The snow had thickened in just the last few minutes of the drive. Emma sighed as she turned off the engine. “Looks like we’re definitely spending the night,” she said. “I’ll book a couple of rooms—one for you and me and one for Wally.”
Ariane nodded. She hurried into the lobby, filled with the fading light of the snowy day outside through the big slanting atrium windows overhead. Emma followed at a more sedate space. “You check in, Aunt Emma,” she said loudly for the benefit of the desk clerk. “I’m going swimming!”
She heard the clerk, a young First Nations woman, laugh. “She’s excited,” she said.

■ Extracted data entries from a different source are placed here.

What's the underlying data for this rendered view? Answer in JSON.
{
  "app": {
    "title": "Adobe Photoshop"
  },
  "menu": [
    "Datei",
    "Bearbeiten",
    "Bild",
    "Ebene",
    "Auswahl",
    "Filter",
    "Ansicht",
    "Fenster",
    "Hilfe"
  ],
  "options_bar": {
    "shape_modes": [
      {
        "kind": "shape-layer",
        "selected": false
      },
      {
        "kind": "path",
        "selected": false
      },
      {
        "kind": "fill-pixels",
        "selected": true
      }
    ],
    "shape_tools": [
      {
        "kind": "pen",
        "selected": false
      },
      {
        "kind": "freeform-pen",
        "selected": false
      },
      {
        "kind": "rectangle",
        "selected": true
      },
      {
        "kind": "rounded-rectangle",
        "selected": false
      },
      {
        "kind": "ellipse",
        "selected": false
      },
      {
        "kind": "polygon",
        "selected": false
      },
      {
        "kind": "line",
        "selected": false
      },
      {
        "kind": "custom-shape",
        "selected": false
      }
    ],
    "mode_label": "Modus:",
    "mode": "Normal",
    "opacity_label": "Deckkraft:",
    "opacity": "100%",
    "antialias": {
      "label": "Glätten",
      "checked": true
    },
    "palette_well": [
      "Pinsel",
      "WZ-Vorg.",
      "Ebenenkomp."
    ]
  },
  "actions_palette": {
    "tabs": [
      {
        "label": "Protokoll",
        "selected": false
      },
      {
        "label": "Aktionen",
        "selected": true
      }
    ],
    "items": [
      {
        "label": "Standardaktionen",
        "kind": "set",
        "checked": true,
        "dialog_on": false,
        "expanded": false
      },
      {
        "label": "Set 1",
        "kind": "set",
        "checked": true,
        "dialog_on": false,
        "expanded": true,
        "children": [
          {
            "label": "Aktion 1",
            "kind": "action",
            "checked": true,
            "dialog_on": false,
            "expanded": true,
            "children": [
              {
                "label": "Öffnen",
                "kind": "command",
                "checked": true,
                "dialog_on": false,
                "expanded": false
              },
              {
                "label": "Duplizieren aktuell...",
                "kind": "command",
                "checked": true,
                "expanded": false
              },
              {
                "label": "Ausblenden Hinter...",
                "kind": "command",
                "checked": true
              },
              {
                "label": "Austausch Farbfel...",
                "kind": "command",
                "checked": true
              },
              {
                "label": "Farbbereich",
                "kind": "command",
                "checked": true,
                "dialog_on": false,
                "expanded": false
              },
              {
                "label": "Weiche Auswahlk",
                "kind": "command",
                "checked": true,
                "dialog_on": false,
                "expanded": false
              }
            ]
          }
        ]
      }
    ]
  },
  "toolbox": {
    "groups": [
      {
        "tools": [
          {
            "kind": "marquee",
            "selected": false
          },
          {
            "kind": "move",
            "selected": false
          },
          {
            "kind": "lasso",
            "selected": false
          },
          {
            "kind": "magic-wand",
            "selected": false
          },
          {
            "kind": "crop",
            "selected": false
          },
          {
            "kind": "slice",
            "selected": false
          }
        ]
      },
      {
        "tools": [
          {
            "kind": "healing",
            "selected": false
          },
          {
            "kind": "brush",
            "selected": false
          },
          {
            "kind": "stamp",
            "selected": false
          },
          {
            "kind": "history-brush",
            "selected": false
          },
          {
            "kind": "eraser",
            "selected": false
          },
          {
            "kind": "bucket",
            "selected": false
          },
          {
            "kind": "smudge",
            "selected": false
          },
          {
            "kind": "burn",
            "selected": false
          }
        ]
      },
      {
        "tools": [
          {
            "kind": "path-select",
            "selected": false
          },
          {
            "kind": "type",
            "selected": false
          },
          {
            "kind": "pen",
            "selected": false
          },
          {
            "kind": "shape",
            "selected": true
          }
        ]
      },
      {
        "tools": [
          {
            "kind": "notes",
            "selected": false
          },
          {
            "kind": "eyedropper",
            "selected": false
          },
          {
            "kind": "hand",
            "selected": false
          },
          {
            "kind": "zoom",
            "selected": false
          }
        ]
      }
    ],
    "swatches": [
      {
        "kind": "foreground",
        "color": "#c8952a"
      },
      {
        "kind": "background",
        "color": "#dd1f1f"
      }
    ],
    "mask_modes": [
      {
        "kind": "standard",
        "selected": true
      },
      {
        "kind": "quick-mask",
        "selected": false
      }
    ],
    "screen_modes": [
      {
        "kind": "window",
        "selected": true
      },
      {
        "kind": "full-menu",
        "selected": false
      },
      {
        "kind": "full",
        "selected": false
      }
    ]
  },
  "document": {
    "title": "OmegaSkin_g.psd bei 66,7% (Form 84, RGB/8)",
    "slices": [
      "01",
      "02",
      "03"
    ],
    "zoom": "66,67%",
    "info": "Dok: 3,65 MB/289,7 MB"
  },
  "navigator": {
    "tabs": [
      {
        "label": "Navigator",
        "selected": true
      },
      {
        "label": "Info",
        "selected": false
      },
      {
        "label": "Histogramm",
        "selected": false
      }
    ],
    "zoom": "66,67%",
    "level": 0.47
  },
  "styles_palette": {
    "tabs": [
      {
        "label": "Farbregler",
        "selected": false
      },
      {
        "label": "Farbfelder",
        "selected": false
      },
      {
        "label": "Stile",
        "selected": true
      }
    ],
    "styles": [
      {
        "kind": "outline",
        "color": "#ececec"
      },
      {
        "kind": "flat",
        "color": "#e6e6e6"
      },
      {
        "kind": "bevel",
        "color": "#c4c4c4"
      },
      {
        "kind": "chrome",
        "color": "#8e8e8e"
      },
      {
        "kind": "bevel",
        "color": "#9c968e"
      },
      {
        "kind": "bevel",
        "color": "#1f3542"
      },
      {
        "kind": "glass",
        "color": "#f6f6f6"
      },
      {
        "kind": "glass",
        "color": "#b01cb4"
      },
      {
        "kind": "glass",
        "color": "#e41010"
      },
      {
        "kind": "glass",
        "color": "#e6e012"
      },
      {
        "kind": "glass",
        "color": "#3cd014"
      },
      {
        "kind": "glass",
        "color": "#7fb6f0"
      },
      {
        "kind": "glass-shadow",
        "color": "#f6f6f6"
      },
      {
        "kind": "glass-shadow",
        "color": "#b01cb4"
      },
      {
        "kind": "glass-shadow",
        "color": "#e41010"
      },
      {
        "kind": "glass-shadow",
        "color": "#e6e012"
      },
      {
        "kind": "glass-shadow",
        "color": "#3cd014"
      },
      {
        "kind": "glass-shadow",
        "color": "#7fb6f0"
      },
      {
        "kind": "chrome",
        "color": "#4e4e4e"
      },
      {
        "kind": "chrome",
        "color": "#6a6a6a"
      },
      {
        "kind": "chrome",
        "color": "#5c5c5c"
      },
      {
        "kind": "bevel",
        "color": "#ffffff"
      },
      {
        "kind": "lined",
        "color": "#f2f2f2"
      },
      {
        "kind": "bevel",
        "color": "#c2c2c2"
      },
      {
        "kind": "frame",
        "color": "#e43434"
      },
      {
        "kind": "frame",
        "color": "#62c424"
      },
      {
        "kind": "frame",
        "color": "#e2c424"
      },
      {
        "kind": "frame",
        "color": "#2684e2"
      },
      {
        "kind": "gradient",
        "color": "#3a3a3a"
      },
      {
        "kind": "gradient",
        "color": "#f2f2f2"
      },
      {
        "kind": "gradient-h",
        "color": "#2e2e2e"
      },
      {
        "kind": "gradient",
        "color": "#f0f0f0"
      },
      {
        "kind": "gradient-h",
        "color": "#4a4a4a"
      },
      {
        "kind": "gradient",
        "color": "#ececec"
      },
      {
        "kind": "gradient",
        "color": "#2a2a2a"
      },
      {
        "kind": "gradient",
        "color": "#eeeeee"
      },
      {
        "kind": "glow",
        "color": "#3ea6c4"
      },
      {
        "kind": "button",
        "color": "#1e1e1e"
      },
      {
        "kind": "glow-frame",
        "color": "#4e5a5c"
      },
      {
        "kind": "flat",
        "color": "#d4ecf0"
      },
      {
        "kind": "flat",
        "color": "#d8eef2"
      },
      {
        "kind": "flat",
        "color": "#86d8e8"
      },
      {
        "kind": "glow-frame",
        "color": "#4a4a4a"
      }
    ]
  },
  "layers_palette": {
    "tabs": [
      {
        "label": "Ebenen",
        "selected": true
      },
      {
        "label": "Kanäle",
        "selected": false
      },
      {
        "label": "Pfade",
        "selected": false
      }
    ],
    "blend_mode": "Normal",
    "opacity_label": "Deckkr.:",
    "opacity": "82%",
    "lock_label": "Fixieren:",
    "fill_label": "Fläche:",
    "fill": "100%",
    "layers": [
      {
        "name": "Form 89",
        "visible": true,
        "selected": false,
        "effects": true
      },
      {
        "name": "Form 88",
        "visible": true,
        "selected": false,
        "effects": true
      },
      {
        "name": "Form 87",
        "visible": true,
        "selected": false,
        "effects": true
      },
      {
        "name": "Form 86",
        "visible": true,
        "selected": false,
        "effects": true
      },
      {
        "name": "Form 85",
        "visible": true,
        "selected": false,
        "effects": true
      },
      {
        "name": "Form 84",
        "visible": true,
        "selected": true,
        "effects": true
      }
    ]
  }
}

“She loves the water,” Emma said.
“So do I,” the clerk said.
Not like I do, Ariane thought.
The pool area featured a leisure pool and a four-storey dual waterslide. It was quiet that evening. The worst thing from Ariane’s point of view was that the waterpark filled an interior courtyard, so that hotel room windows stared down at it from all directions. But who really noticed an extra kid or two in a pool? She and Wally always materialized at the bottom of the waterslide, and her powers, more finely tuned all the time, allowed her to delay until the area was empty. Who would note that the two youngsters climbing out had never actually gone down the slide?
Into the change room, out of her clothes, into her swimsuit, leaving the shard of Excalibur in its place, snug against her side. She put on the backpack and went over to the change-room sinks: no need to go into the pool to start her trip. She turned on the water. Just before she touched it, she checked the time on the wall clock.
Seven o’clock. Eight o’clock in Ontario. She was two hours late.
Sorry, Wally, she thought uneasily, then let the water take her away.